Лучшие люди начинают уничтожать друг друга — во имя старых верований или новых идеологий, во имя прошлого или во имя обещанного светлого грядущего.
И именно тогда и происходит то может быть и временное, но сколь так безмерно тяжелое нравственное обнищание общества, последствия которого будут ощущаться затем еще до чего только долгие десятилетия.
171
И, разумеется, вполне налицо самая так весьма наглядная закономерность — почти уж историческая последовательность, постепенно переходящая в ранг самого очевидного факта: где бы в Европе ни вспыхивала революция, вслед за ней неизбежно же начиналась кровопролитная гражданская война.
И исход ее, как правило, вовсе не напоминал завершение войны Севера и Юга в Соединенных Штатах нет то уж явно была самая так безумная катастрофа.
И ведь раз за разом была она куда только поболее глубокой и безмерно во всем разрушительной.
В такие времена внезапно становится возможным то, что при иных обстоятельствах казалось бы явно немыслимым: полное раскрепощение душ, прежде скованных хотя бы самыми мелкими остатками нравственных ограничений.
Ослепленные яростью, люди разрывают последние звенья тех цепей, которые еще пока вот удерживали их в пределах самой элементарной человеческой гуманности.

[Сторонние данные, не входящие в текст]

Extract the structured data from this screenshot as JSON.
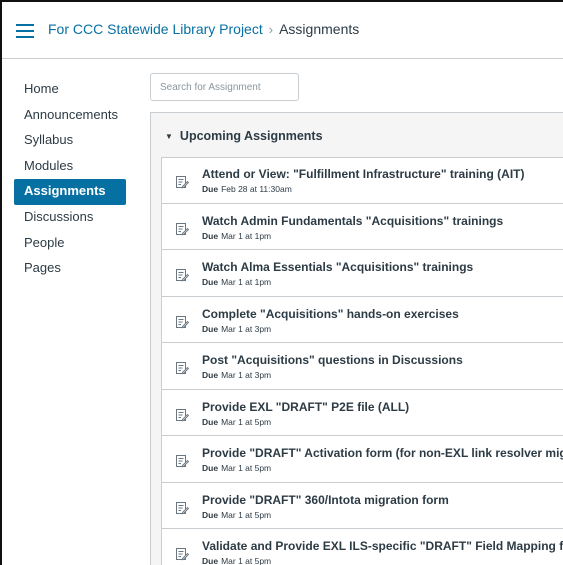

И тогда, в этом неописуемом хаосе революционных явей, близкие люди — нередко кровные родственники — начинают без колебаний обрекать друг друга на самую мучительную смерть, не испытывая при этом ни раскаяния, ни страха возмездия.
И главное это вовсе не мелкие корыстные интересы толкали тогда людей к оружию.
Нет — миллионы, воодушевленные до чего уж поспешно усвоенными ими бравыми идеями, с гордо поднятой головой вступали в бой ради совершенно так призрачных, всецело же воображаемых благ никак так несбыточного грядущего.
А противостояли им те, кто был доверху переполнен горьким и вполне оправданным недоверием ко всем этим обещаниям.
То есть те кто остался полностью же равнодушен к тем самым до чего еще пресловутым радостям некоего грядущего бесклассового и безмятежного дальнейшего существования.
172
Но без тех самых внешних, грубо давящих на народ обстоятельств — равно как и без чрезмерно мечтательной, внутренне разогретой интеллигенции — ни одна революция, по существу, нигде и никогда не могла бы действительно состояться.